Least-Privilege Delegation

Soothe enforces least-privilege: subagents receive a narrowed subset of the parent’s permissions.

How it works: narrow_for_child() intersects the parent’s PermissionSet with the child’s allowed permissions. The child can only retain permissions that exist in both sets — it’s a strict intersection, never an expansion.

Per-child restrictions: The child_restrictions map allows specifying a frozenset[Permission] per child name. If a child name is in the map, the parent’s permissions are narrowed to the intersection with that frozenset. Children not in the map inherit the parent’s permissions unchanged.

Delegation depth: There is no explicit depth limit, but each narrowing can only reduce permissions. A chain of delegations naturally converges toward an empty permission set.


Sandbox Enforcement

ConfigDrivenPolicy integrates with WorkspaceToolOperationSecurity for defense-in-depth:

  • Filesystem path validation: Extracts paths from tool arguments and validates them against workspace boundaries. Paths outside the workspace root are denied (unless explicitly allowed via allow_paths_outside_workspace).
  • Shell command extraction: Extracts the command name from tool arguments for permission matching (e.g., git pushshell:execute:git).
  • Denied paths/file types: Configuration-level deny lists (e.g., /etc, *.env, *.pem) are checked during operation security evaluation, before permission matching.

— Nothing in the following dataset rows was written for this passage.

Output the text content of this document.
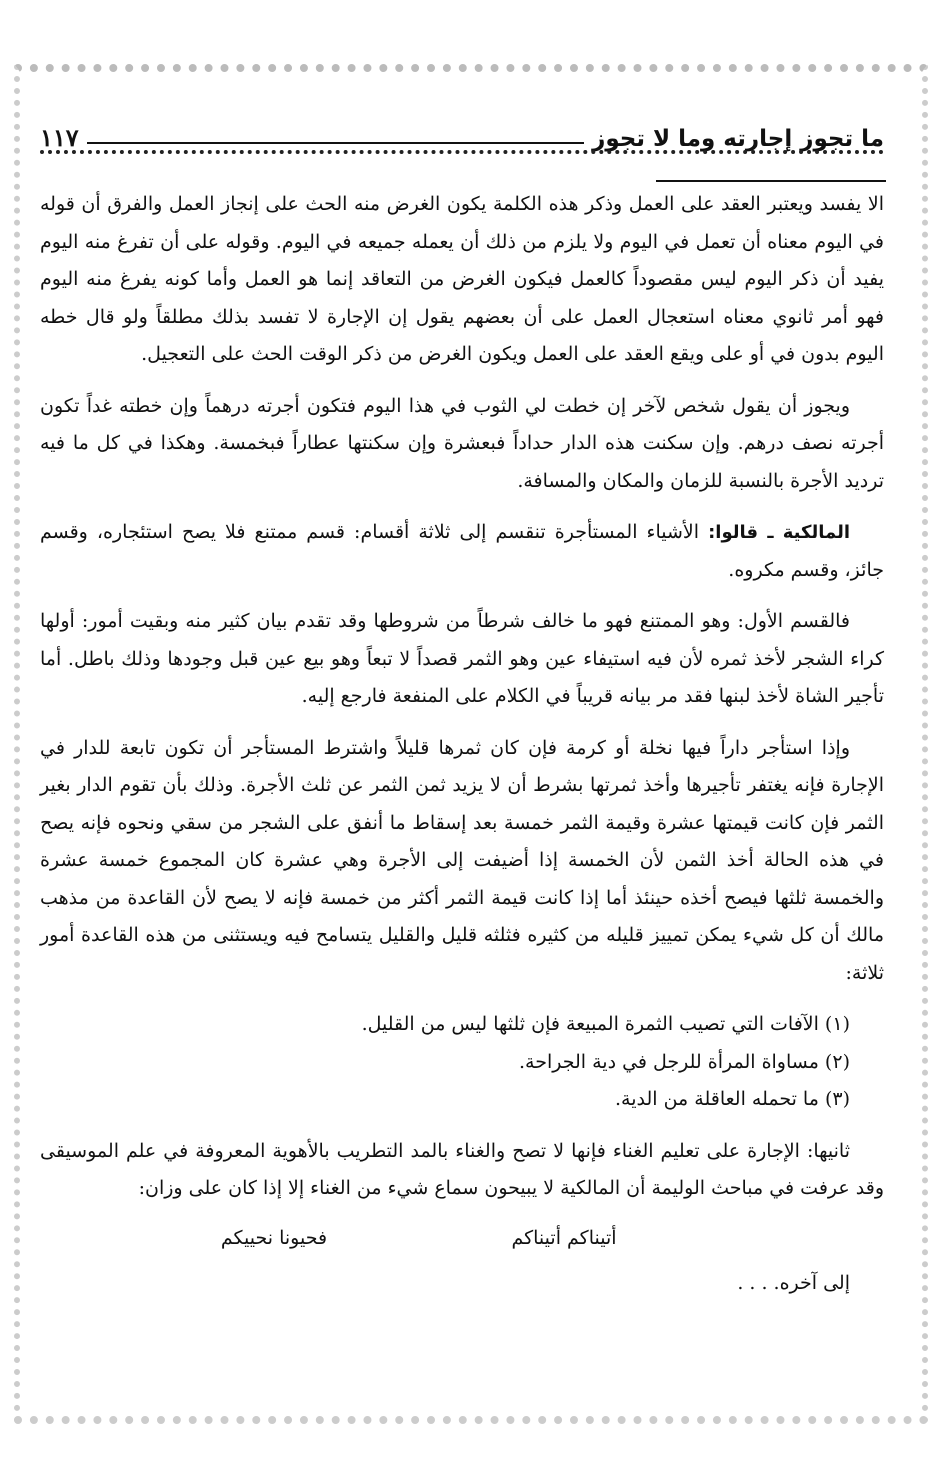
ما تجوز إجارته وما لا تجوز
١١٧

الا يفسد ويعتبر العقد على العمل وذكر هذه الكلمة يكون الغرض منه الحث على إنجاز العمل والفرق أن قوله في اليوم معناه أن تعمل في اليوم ولا يلزم من ذلك أن يعمله جميعه في اليوم. وقوله على أن تفرغ منه اليوم يفيد أن ذكر اليوم ليس مقصوداً كالعمل فيكون الغرض من التعاقد إنما هو العمل وأما كونه يفرغ منه اليوم فهو أمر ثانوي معناه استعجال العمل على أن بعضهم يقول إن الإجارة لا تفسد بذلك مطلقاً ولو قال خطه اليوم بدون في أو على ويقع العقد على العمل ويكون الغرض من ذكر الوقت الحث على التعجيل.

ويجوز أن يقول شخص لآخر إن خطت لي الثوب في هذا اليوم فتكون أجرته درهماً وإن خطته غداً تكون أجرته نصف درهم. وإن سكنت هذه الدار حداداً فبعشرة وإن سكنتها عطاراً فبخمسة. وهكذا في كل ما فيه ترديد الأجرة بالنسبة للزمان والمكان والمسافة.

المالكية ـ قالوا: الأشياء المستأجرة تنقسم إلى ثلاثة أقسام: قسم ممتنع فلا يصح استئجاره، وقسم جائز، وقسم مكروه.

فالقسم الأول: وهو الممتنع فهو ما خالف شرطاً من شروطها وقد تقدم بيان كثير منه وبقيت أمور: أولها كراء الشجر لأخذ ثمره لأن فيه استيفاء عين وهو الثمر قصداً لا تبعاً وهو بيع عين قبل وجودها وذلك باطل. أما تأجير الشاة لأخذ لبنها فقد مر بيانه قريباً في الكلام على المنفعة فارجع إليه.

وإذا استأجر داراً فيها نخلة أو كرمة فإن كان ثمرها قليلاً واشترط المستأجر أن تكون تابعة للدار في الإجارة فإنه يغتفر تأجيرها وأخذ ثمرتها بشرط أن لا يزيد ثمن الثمر عن ثلث الأجرة. وذلك بأن تقوم الدار بغير الثمر فإن كانت قيمتها عشرة وقيمة الثمر خمسة بعد إسقاط ما أنفق على الشجر من سقي ونحوه فإنه يصح في هذه الحالة أخذ الثمن لأن الخمسة إذا أضيفت إلى الأجرة وهي عشرة كان المجموع خمسة عشرة والخمسة ثلثها فيصح أخذه حينئذ أما إذا كانت قيمة الثمر أكثر من خمسة فإنه لا يصح لأن القاعدة من مذهب مالك أن كل شيء يمكن تمييز قليله من كثيره فثلثه قليل والقليل يتسامح فيه ويستثنى من هذه القاعدة أمور ثلاثة:

(١) الآفات التي تصيب الثمرة المبيعة فإن ثلثها ليس من القليل.

(٢) مساواة المرأة للرجل في دية الجراحة.

(٣) ما تحمله العاقلة من الدية.

ثانيها: الإجارة على تعليم الغناء فإنها لا تصح والغناء بالمد التطريب بالأهوية المعروفة في علم الموسيقى وقد عرفت في مباحث الوليمة أن المالكية لا يبيحون سماع شيء من الغناء إلا إذا كان على وزان:

أتيناكم أتيناكم
فحيونا نحييكم

إلى آخره. . . .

This means policy enforcement happens at two layers: operation security (workspace/path/command validation) and permission matching (category/action/scope). Both must pass for an action to be allowed.

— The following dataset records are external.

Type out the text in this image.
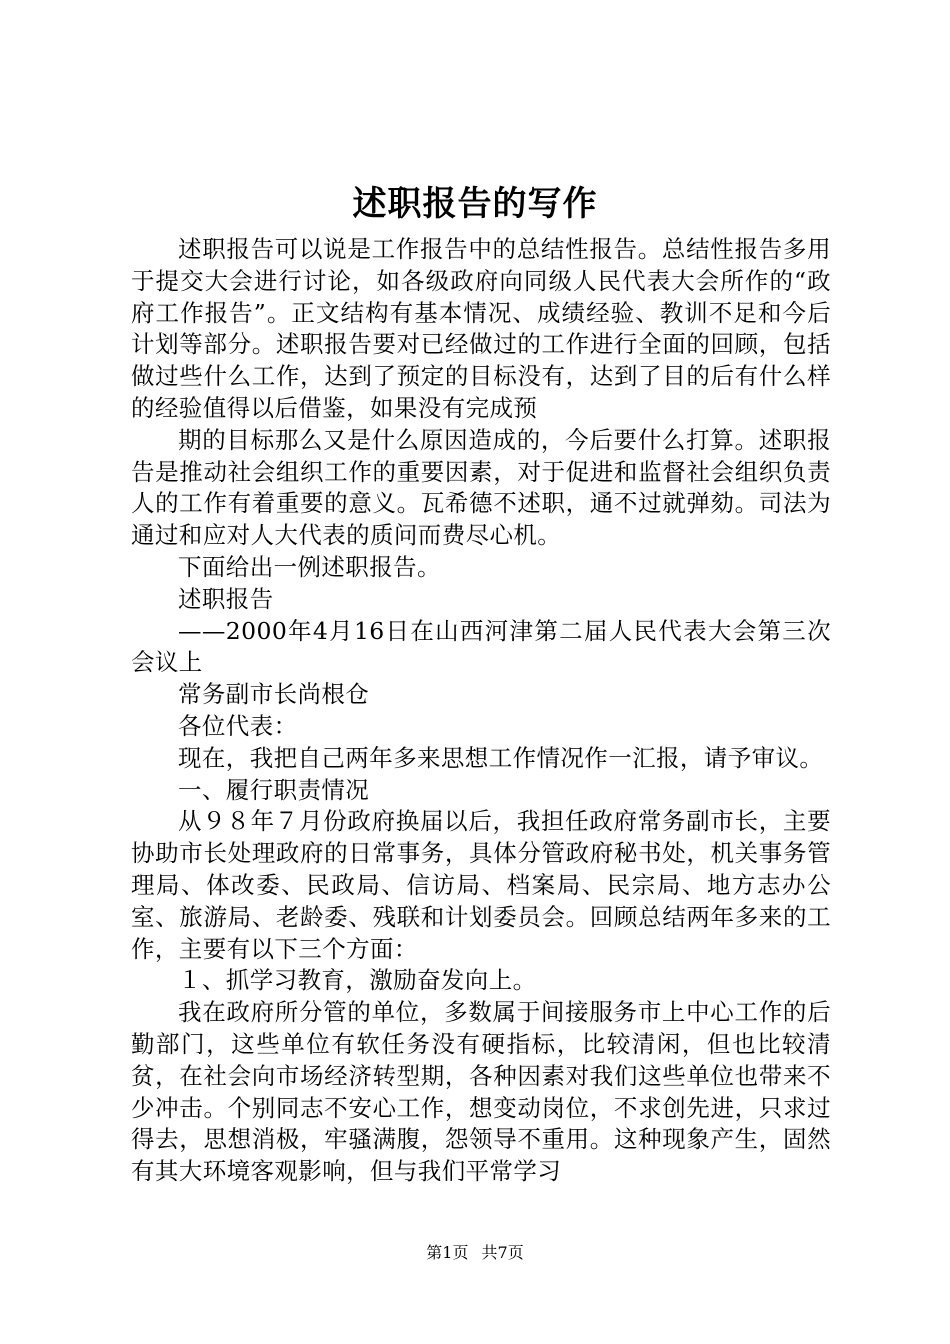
述职报告的写作

述职报告可以说是工作报告中的总结性报告。总结性报告多用于提交大会进行讨论，如各级政府向同级人民代表大会所作的“政府工作报告”。正文结构有基本情况、成绩经验、教训不足和今后计划等部分。述职报告要对已经做过的工作进行全面的回顾，包括做过些什么工作，达到了预定的目标没有，达到了目的后有什么样的经验值得以后借鉴，如果没有完成预

期的目标那么又是什么原因造成的，今后要什么打算。述职报告是推动社会组织工作的重要因素，对于促进和监督社会组织负责人的工作有着重要的意义。瓦希德不述职，通不过就弹劾。司法为通过和应对人大代表的质问而费尽心机。

下面给出一例述职报告。

述职报告

——2000年4月16日在山西河津第二届人民代表大会第三次会议上

常务副市长尚根仓

各位代表：

现在，我把自己两年多来思想工作情况作一汇报，请予审议。

一、履行职责情况

从９８年７月份政府换届以后，我担任政府常务副市长，主要协助市长处理政府的日常事务，具体分管政府秘书处，机关事务管理局、体改委、民政局、信访局、档案局、民宗局、地方志办公室、旅游局、老龄委、残联和计划委员会。回顾总结两年多来的工作，主要有以下三个方面：

１、抓学习教育，激励奋发向上。

我在政府所分管的单位，多数属于间接服务市上中心工作的后勤部门，这些单位有软任务没有硬指标，比较清闲，但也比较清贫，在社会向市场经济转型期，各种因素对我们这些单位也带来不少冲击。个别同志不安心工作，想变动岗位，不求创先进，只求过得去，思想消极，牢骚满腹，怨领导不重用。这种现象产生，固然有其大环境客观影响，但与我们平常学习

第1页 共7页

Performance Characteristics

Operation Latency Notes
check() ~5-15ms Permission extraction + set matching
narrow_for_child() ~1-5ms Frozenset intersection
Profile lookup ~1-2ms Dict lookup by permission set

Policy checks are fast because they’re pure in-memory set operations — no I/O, no network. The main cost is permission extraction (inspecting tool arguments), which varies by action type.

Optimization: Cache policy decisions per context (same action + same context → same verdict). Pre-compile wildcard patterns. Minimize rule count — each deny rule adds a matching pass.


Production Gotchas

  1. Deny rules override grants: A deny rule matching an action always denies, even if the permission is explicitly granted. This is by design (safety-first) but can cause confusion if deny rules are too broad.

  2. Operation security runs first: For tool calls, WorkspaceToolOperationSecurity evaluates before permission matching. A path outside the workspace is denied regardless of fs:write:* grants. Configure allow_paths_outside_workspace if you need writes outside the workspace.

  3. need_approval blocks execution: Actions requiring approval pause execution until approved. In autonomous (non-interactive) mode, these effectively become denials. Ensure the active profile’s approvable set is empty for autonomous workflows.

  4. Child restriction is intersection, not replacement: narrow_for_child() intersects parent permissions with child restrictions. If the parent doesn’t have a permission, the child can’t get it via restrictions — restrictions can only reduce, never grant.

  5. Profile selection by permission set: _find_profile() matches the active PermissionSet against known profiles. If no profile matches, deny rules and approvable checks are skipped — only grant-based matching applies. Ensure your custom profiles are discoverable.

  6. Policy is enforced via middleware, not direct calls: FrameworkFilesystem and other tools don’t call policy.check() directly. The PolicyEnforcementMiddleware intercepts tool calls and enforces policy transparently. This means policy applies to all tool calls, not just filesystem operations.